Originally published April 24, 2007 at 12:00 AM | Page modified April 24, 2007 at 2:02 AM
Breast feeding won't halt obesity, report says
While breast-feeding has many benefits, it won't prevent a child from becoming fat as an adult, says a new study that challenges dogma from...
The Associated Press
ATLANTA -- While breast-feeding has many benefits, it won't prevent a child from becoming fat as an adult, says a new report that challenges dogma from U.S. health officials.
The research is the largest study to date on breast-feeding and its effect on adult obesity.
"I'm the first to say breast-feeding is good. But I don't think it's the solution to reducing childhood or adult obesity," said the study's lead author, Karin Michels of Harvard Medical School.
The U.S. Centers for Disease Control and Prevention promotes breast-feeding as a way to reduce children's excess weight, and the guidelines for federal chronic-disease prevention grants to states call for breast-feeding promotion.
A CDC official said he couldn't comment on the new research because he hadn't fully reviewed it.
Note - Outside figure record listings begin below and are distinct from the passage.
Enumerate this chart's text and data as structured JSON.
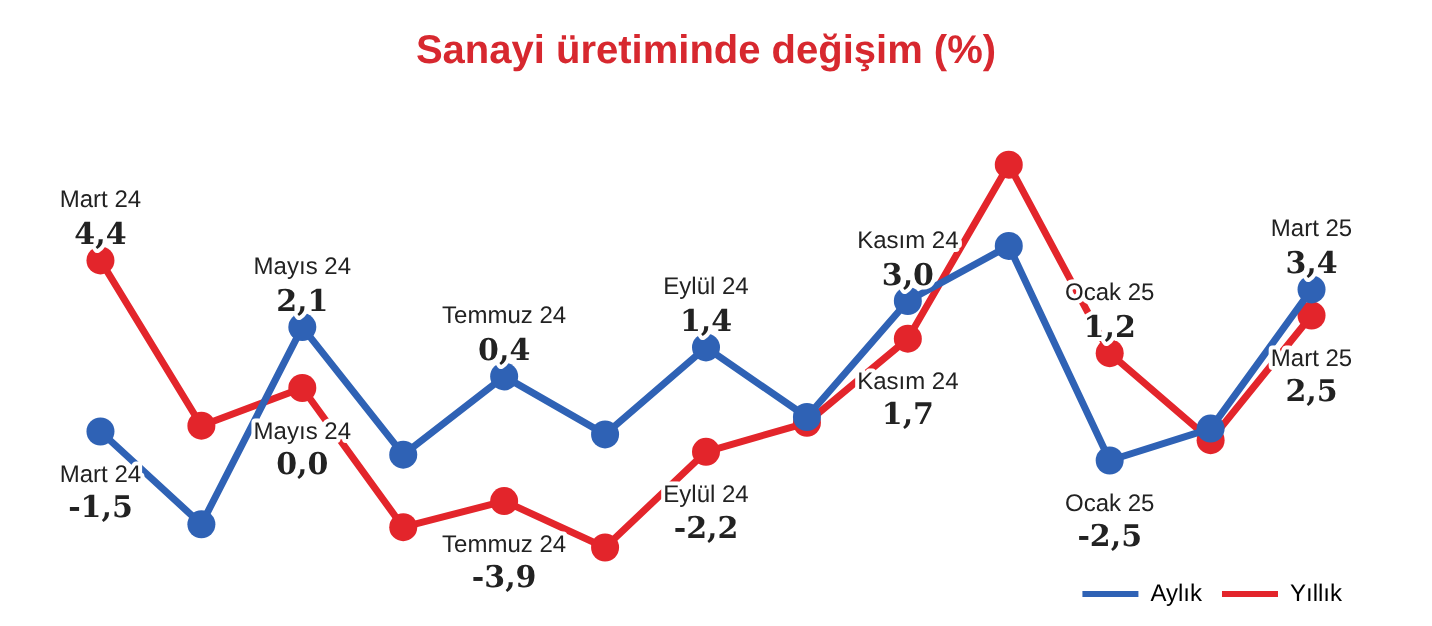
{
  "chart_data": {
    "type": "line",
    "title": "Sanayi üretiminde değişim (%)",
    "categories": [
      "Mart 24",
      null,
      "Mayıs 24",
      null,
      "Temmuz 24",
      null,
      "Eylül 24",
      null,
      "Kasım 24",
      null,
      "Ocak 25",
      null,
      "Mart 25"
    ],
    "series": [
      {
        "name": "Aylık",
        "color": "#2f62b5",
        "values": [
          -1.5,
          -4.7,
          2.1,
          -2.3,
          0.4,
          -1.6,
          1.4,
          -1.0,
          3.0,
          4.9,
          -2.5,
          -1.4,
          3.4
        ],
        "value_labels": [
          "-1,5",
          null,
          "2,1",
          null,
          "0,4",
          null,
          "1,4",
          null,
          "3,0",
          null,
          "-2,5",
          null,
          "3,4"
        ]
      },
      {
        "name": "Yıllık",
        "color": "#e3252b",
        "values": [
          4.4,
          -1.3,
          0.0,
          -4.8,
          -3.9,
          -5.5,
          -2.2,
          -1.2,
          1.7,
          7.7,
          1.2,
          -1.8,
          2.5
        ],
        "value_labels": [
          "4,4",
          null,
          "0,0",
          null,
          "-3,9",
          null,
          "-2,2",
          null,
          "1,7",
          null,
          "1,2",
          null,
          "2,5"
        ]
      }
    ],
    "legend": "bottom right",
    "marker": "circle",
    "line_style": "solid"
  }
}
But many previous studies have linked breast-feeding and lower rates of childhood obesity, he noted.
The Harvard study, published online this week in the International Journal of Obesity, involved nearly 14,500 women who were breast-fed as infants and more than 21,000 who were not.
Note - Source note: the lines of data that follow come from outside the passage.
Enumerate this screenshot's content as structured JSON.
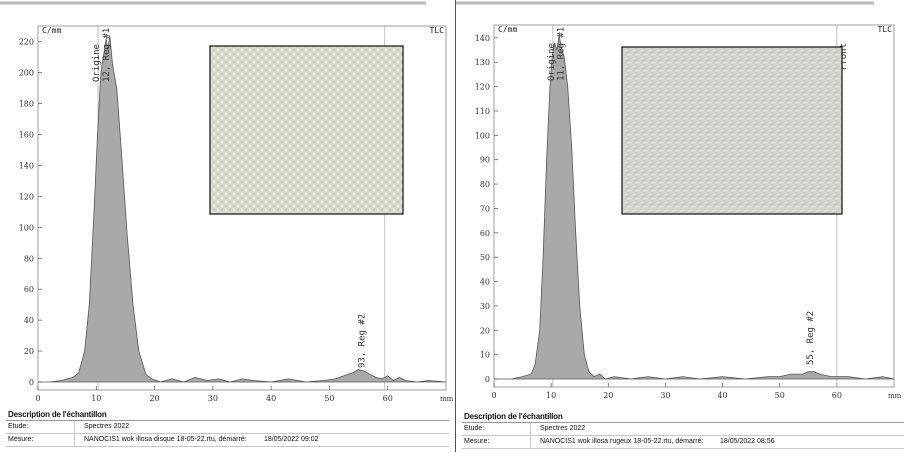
{
  "panels": [
    {
      "id": "left",
      "texture_color": "#d4d9c9",
      "chart_data": {
        "type": "area",
        "ylabel": "C/mm",
        "xlabel": "mm",
        "corner_label": "TLC",
        "xlim": [
          0,
          70
        ],
        "ylim": [
          0,
          225
        ],
        "x_ticks": [
          0,
          10,
          20,
          30,
          40,
          50,
          60
        ],
        "y_ticks": [
          0,
          20,
          40,
          60,
          80,
          100,
          120,
          140,
          160,
          180,
          200,
          220
        ],
        "annotations": [
          {
            "text": "Origine",
            "x": 10.5
          },
          {
            "text": "12, Reg #1",
            "x": 12.2
          },
          {
            "text": "93, Reg #2",
            "x": 56
          }
        ],
        "front_x": 59.5,
        "points": [
          [
            0,
            0
          ],
          [
            2,
            0
          ],
          [
            4,
            1
          ],
          [
            5,
            2
          ],
          [
            6,
            3
          ],
          [
            7,
            6
          ],
          [
            8,
            20
          ],
          [
            8.8,
            50
          ],
          [
            9.6,
            110
          ],
          [
            10.2,
            160
          ],
          [
            10.8,
            200
          ],
          [
            11.2,
            210
          ],
          [
            11.7,
            222
          ],
          [
            12.0,
            214
          ],
          [
            12.3,
            224
          ],
          [
            12.8,
            205
          ],
          [
            13.5,
            190
          ],
          [
            14.3,
            150
          ],
          [
            15.3,
            95
          ],
          [
            16.3,
            50
          ],
          [
            17.3,
            20
          ],
          [
            18.5,
            5
          ],
          [
            19.5,
            2
          ],
          [
            21,
            0
          ],
          [
            23,
            2
          ],
          [
            25,
            0
          ],
          [
            27,
            3
          ],
          [
            29,
            1
          ],
          [
            31,
            2
          ],
          [
            33,
            0
          ],
          [
            35,
            2
          ],
          [
            37,
            1
          ],
          [
            40,
            0
          ],
          [
            43,
            2
          ],
          [
            46,
            0
          ],
          [
            49,
            1
          ],
          [
            51,
            2
          ],
          [
            52.5,
            4
          ],
          [
            54,
            6
          ],
          [
            55,
            8
          ],
          [
            56,
            7
          ],
          [
            57,
            5
          ],
          [
            58,
            3
          ],
          [
            59,
            2
          ],
          [
            60,
            4
          ],
          [
            61,
            1
          ],
          [
            62,
            3
          ],
          [
            63,
            1
          ],
          [
            65,
            0
          ],
          [
            67,
            1
          ],
          [
            70,
            0
          ]
        ]
      },
      "description": {
        "title": "Description de l'échantillon",
        "rows": [
          {
            "label": "Etude:",
            "value": "Spectres 2022",
            "date": ""
          },
          {
            "label": "Mesure:",
            "value": "NANOCIS1 wok illosa disque 18-05-22.rtu, démarré:",
            "date": "18/05/2022 09:02"
          }
        ]
      }
    },
    {
      "id": "right",
      "texture_color": "#d4d2cc",
      "chart_data": {
        "type": "area",
        "ylabel": "C/mm",
        "xlabel": "mm",
        "corner_label": "TLC",
        "front_label": "Front",
        "xlim": [
          0,
          70
        ],
        "ylim": [
          0,
          142
        ],
        "x_ticks": [
          0,
          10,
          20,
          30,
          40,
          50,
          60
        ],
        "y_ticks": [
          0,
          10,
          20,
          30,
          40,
          50,
          60,
          70,
          80,
          90,
          100,
          110,
          120,
          130,
          140
        ],
        "annotations": [
          {
            "text": "Origine",
            "x": 10.5
          },
          {
            "text": "11, Reg #1",
            "x": 12.2
          },
          {
            "text": "55, Reg #2",
            "x": 55.8
          }
        ],
        "front_x": 60,
        "points": [
          [
            0,
            0
          ],
          [
            3,
            0
          ],
          [
            5,
            1
          ],
          [
            6.5,
            2
          ],
          [
            7.2,
            6
          ],
          [
            8,
            20
          ],
          [
            8.6,
            50
          ],
          [
            9.2,
            90
          ],
          [
            9.8,
            120
          ],
          [
            10.2,
            133
          ],
          [
            10.6,
            138
          ],
          [
            11,
            135
          ],
          [
            11.4,
            141
          ],
          [
            11.8,
            136
          ],
          [
            12.3,
            132
          ],
          [
            12.9,
            120
          ],
          [
            13.6,
            95
          ],
          [
            14.3,
            60
          ],
          [
            15,
            30
          ],
          [
            15.8,
            10
          ],
          [
            16.6,
            3
          ],
          [
            17.5,
            1
          ],
          [
            18.5,
            2
          ],
          [
            19.5,
            0
          ],
          [
            21,
            1
          ],
          [
            24,
            0
          ],
          [
            27,
            1
          ],
          [
            30,
            0
          ],
          [
            33,
            1
          ],
          [
            36,
            0
          ],
          [
            40,
            1
          ],
          [
            44,
            0
          ],
          [
            48,
            1
          ],
          [
            50,
            1
          ],
          [
            52,
            2
          ],
          [
            54,
            2
          ],
          [
            55,
            3
          ],
          [
            56,
            3
          ],
          [
            57,
            2
          ],
          [
            59,
            1
          ],
          [
            62,
            1
          ],
          [
            65,
            0
          ],
          [
            68,
            1
          ],
          [
            70,
            0
          ]
        ]
      },
      "description": {
        "title": "Description de l'échantillon",
        "rows": [
          {
            "label": "Etude:",
            "value": "Spectres 2022",
            "date": ""
          },
          {
            "label": "Mesure:",
            "value": "NANOCIS1 wok illosa rugeux  18-05-22.rtu, démarré:",
            "date": "18/05/2022  08:56"
          }
        ]
      }
    }
  ]
}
In 1989, the women were asked their height and weight and what those measurements were when they were children and at age 18. Then every two years, through 2001, they were asked to update their weight information.
The surveyed women were all between 25 and 42 at the time of the 1989 questionnaires, Michels said.
Women who were breast-fed had a risk of being overweight or obese that was nearly identical to that of women who were bottle-fed, the study found.
The duration of breast-feeding didn't seem to make a difference.